W sobotę Księżyc
przemierza gadatliwy i towarzyski znak
Bliźniąt.
Około 1:00 utworzy harmonijny sekstyl z Uranem w Baranie, wywołując w
nas podekscytowanie i ożywienie. Może być trudno zasnąć, będziemy mieli głowę
pełną ciekawych pomysłów. Tym z nas, którym uda się zasnąć, może się przyśnić
jakieś rozwiązanie problemu lub interesujący sposób działania, który warto
będzie wykorzystać w życiu – zapamiętajmy dzisiejsze sny!

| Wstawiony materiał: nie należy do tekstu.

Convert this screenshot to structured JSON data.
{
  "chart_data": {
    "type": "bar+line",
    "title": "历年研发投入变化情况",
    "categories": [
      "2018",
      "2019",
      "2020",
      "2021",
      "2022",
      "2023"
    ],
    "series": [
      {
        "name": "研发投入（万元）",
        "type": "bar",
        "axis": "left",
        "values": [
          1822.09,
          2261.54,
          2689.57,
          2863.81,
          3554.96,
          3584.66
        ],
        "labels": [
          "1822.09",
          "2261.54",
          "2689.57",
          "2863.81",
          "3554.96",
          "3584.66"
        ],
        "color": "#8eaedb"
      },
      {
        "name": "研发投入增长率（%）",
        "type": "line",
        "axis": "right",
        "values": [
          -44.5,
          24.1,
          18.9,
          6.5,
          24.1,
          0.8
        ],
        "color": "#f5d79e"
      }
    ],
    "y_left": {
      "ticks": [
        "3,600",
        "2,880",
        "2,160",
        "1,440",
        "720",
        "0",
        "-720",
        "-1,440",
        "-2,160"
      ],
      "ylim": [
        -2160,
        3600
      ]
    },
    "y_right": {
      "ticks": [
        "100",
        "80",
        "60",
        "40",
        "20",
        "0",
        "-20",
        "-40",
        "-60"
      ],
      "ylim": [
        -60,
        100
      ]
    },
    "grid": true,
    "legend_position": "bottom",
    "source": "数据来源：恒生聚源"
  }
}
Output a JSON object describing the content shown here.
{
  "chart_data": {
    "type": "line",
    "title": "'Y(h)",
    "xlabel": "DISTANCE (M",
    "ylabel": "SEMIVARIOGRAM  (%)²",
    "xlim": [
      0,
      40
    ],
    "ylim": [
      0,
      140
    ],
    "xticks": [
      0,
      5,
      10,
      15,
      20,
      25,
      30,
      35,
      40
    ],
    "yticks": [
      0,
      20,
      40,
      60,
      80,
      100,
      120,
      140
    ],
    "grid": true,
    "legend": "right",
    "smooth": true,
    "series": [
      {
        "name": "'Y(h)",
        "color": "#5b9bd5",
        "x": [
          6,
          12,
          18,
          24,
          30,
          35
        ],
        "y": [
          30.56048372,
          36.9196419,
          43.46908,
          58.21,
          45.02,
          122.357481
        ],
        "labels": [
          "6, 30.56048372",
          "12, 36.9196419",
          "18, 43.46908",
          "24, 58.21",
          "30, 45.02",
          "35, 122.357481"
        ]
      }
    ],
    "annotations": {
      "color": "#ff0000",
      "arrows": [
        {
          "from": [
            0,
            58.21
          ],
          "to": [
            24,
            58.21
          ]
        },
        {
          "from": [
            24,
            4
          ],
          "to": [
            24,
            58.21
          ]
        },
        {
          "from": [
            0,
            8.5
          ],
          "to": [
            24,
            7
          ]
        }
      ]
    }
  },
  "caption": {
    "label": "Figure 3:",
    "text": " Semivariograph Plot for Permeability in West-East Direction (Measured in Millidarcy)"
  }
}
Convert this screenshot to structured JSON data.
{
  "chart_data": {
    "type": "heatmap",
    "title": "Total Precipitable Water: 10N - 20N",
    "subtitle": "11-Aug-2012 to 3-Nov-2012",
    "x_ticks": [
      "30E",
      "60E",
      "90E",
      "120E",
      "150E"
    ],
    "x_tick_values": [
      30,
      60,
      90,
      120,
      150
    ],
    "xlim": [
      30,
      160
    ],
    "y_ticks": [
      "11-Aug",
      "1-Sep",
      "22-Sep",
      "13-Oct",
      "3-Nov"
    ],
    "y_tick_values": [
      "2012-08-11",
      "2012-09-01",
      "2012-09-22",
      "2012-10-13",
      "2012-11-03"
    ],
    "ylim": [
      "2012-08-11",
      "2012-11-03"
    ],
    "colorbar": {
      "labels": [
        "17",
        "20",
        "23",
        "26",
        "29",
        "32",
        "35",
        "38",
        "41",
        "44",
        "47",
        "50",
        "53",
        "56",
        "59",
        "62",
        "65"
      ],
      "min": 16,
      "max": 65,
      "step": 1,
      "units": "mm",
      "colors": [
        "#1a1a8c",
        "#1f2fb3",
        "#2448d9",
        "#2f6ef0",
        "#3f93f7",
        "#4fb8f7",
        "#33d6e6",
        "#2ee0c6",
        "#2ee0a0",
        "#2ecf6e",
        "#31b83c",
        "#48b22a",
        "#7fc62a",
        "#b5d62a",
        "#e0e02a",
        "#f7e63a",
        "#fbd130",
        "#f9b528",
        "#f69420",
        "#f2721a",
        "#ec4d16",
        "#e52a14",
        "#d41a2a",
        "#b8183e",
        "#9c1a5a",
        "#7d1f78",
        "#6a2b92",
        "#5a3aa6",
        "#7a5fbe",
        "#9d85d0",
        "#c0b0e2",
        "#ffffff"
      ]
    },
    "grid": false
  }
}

Po 5:00 rano kwinkunks Księżyca z Plutonem w Koziorożcu przyniesie trochę
napięcia. Osoby, które wstają wcześniej rano, niech lepiej uważają na to co
mówią. Będzie teraz można przypadkiem palnąć jakąś głupotę, której potem
będziemy żałować.
Po południu, po 14:00, możliwy bardziej
nerwowy moment, gdy Księżyc utworzy kwadraturę
ze Słońcem w Rybach i będzie miała miejsce I kwadra. Odczujemy przypływ energii, ale ważne, by konstruktywnie
ją wykorzystać. Jeśli nie spożytkujemy jej inaczej, może „wybuchnąć” kłótniami,
konfliktami, nieporozumieniami. To dobry czas na wysiłek fizyczny i uprawianie
sportu.
Później Księżyc zacznie się już
wpisywać w niezwykle pozytywny wielki
trygon w znakach powietrznych z Merkurym i Marsem. Ożywi się nasz intelekt,
będziemy potrafili logicznie myśleć, obiektywnie spojrzeć na różne sprawy.
Coraz bardziej usprawniać się będzie komunikacja międzyludzka – jeżeli chcemy
sobie z kimś dziś coś wyjaśnić, dojść do jakiegoś porozumienia, to dzisiejszy
wieczór będzie bardzo temu sprzyjał.
Po 21:00 wieczorem uściśli się trygon Księżyca z Merkurym w Wodniku.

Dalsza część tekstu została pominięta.